Because these ideas are not of real intellectual value, they can be harmful if used by one who does not understand their place but sees them as “nourishment” for the intellect, when they are actually only pleasant aesthetics. If one knows humor’s time and place, he will take them for what they are and not try to expand upon them. He will use them as generating a little bit of happiness and serving as an indicator of the greater happiness one will have if he is able to perceive real intellectual truths. It is easier to enjoy things into which he does not need to delve deeply to reach their goal.

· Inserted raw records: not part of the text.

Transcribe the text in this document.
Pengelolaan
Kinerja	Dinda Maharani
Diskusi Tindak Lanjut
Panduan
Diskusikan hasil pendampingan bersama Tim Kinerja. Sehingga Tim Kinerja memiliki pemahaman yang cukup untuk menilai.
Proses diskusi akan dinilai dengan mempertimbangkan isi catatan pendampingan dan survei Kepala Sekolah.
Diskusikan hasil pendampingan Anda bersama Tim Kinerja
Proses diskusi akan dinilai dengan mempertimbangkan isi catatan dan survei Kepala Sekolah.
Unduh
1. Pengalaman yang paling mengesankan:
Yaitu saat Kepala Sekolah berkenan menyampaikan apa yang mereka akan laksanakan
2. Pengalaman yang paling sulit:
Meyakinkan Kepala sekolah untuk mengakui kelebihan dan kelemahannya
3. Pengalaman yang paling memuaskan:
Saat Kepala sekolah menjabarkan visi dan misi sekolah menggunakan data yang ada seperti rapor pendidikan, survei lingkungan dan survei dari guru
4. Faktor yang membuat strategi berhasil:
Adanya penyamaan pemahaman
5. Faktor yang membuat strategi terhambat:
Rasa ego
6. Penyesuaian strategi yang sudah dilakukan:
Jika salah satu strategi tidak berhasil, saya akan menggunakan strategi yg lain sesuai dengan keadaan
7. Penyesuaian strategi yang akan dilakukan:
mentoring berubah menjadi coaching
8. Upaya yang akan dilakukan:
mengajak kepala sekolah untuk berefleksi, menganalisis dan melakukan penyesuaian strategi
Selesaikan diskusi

This general phenomenon can also be found in the extreme examples of the pilpul system of learning [which is not always realistically based on Torah truths] that has been employed in recent generations and apparently since much earlier periods of history. These serve as “flowers” and “spices” to present a “resting place” in the sources for the “aesthetic side” of Torah intellect. This is parallel to the embellishment of logical content by employing along with it various artistic, literary, and poetic tools. The Rabbis viewed that just as flowers are appropriate for fruit trees, so too aesthetic flourishes are fitting for the wisdom of Torah, even of Torah giants who are pillars of our nation. That is why the Rabbis say (Eiruvin 13b) that one is not accepted into Sanhedrin unless he can explain in 150 ways why a sheretz (an impure animal) is pure (i.e., he has great intellectual ingenuity, which is of value even if the ingenuity produces false conclusions – as long as he realizes they are false).

As time passes and happiness has been lost due to our moral flaws, many are unable to understand the importance of using intellectual aesthetics. Unfortunately, they do not recognize the point of using images unless they can fit into scientifically accurate measures that justify their use in practical rulings. There are also people who are guilty of the opposite problem. Instead of using tools such as humor to a limited degree, e.g., as introducing a lecture with them to make the heart happy, they view this type of thought process as the essence of the learning process. In such a case, they are missing the heart of true learning, and the external tool which now serves nothing of value turns out to contribute nothing.

Rabba kept things in perspective and taught us that the humor should be limited to an introductory role, followed by a very serious atmosphere for the learning itself. This distinguishes between that which is pleasant and that which is of intrinsic value. The supporting role that humor plays is fitting for a nation whose Torah, which includes all that is desirable, is its life and purpose. We are able to appreciate delving into the understanding of the depths of Hashem’s sweet Torah and also enjoy its “flowers.” “Those who are planted in the house of Hashem will flower in the courtyards of our G-d” (Tehillim 92:14).